Each time I wander into the poorer parts it changes me. It steals a little more of my optimism and energy, my faith in humanity. It teaches me a little more about Peruvian culture and politics and the daily reality of many. Each time I come back understanding more about the causes of Peru’s social and environmental problems, and understanding how little I can actually do about any of it. This huge, tangled mess of culture, history, colonialism and human nature… I trace the problems to their roots and through my ecologist’s eyes begin to see the way the environment has influenced culture to get to this point – a society so destructive of the very resources that it depends on to survive – and shake my head at the irony of modern human behavioural ecology.

Peru’s environment is inherently unstable and unpredictable.
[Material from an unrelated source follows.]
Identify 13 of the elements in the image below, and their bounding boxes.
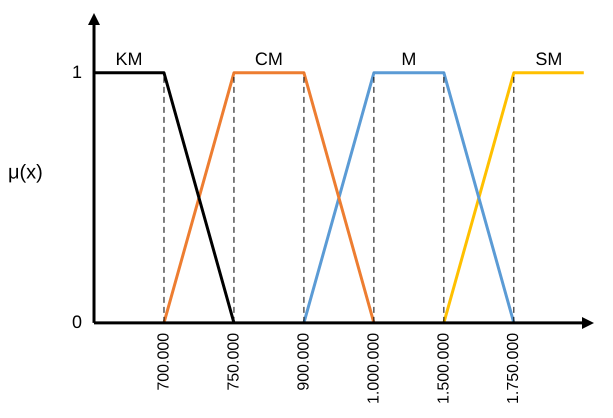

This is a land of earthquakes and landslides, where a loose chip of glacier destroys a whole district every 50 years or so. It’s a place of rainless deserts, harsh highlands and thick jungle, where resources are frequently scarce and fiercely defended. Rainforest soils are too thin and poor to support agriculture, but traditional tribal hunting and gathering has been replaced by forestry, oil and gas extraction, illegal mining and ill-advised cattle ranching as modernity stretches its grip into the Amazon. Rain falls in great torrents that wash away the young earth of the still-rising Andes, then disappears for 7 months of hard frosts and cloudless days in alpine plains where the hearts of empires formed and fed their armies by sculpting the mountainsides into innumerable terraces . Desert life depends on the flow of Andean water both overland and underground, and on the richness of the sea. Ecologically suited for small settlements, Lima now holds almost 10 million people trying to make a living in the dust.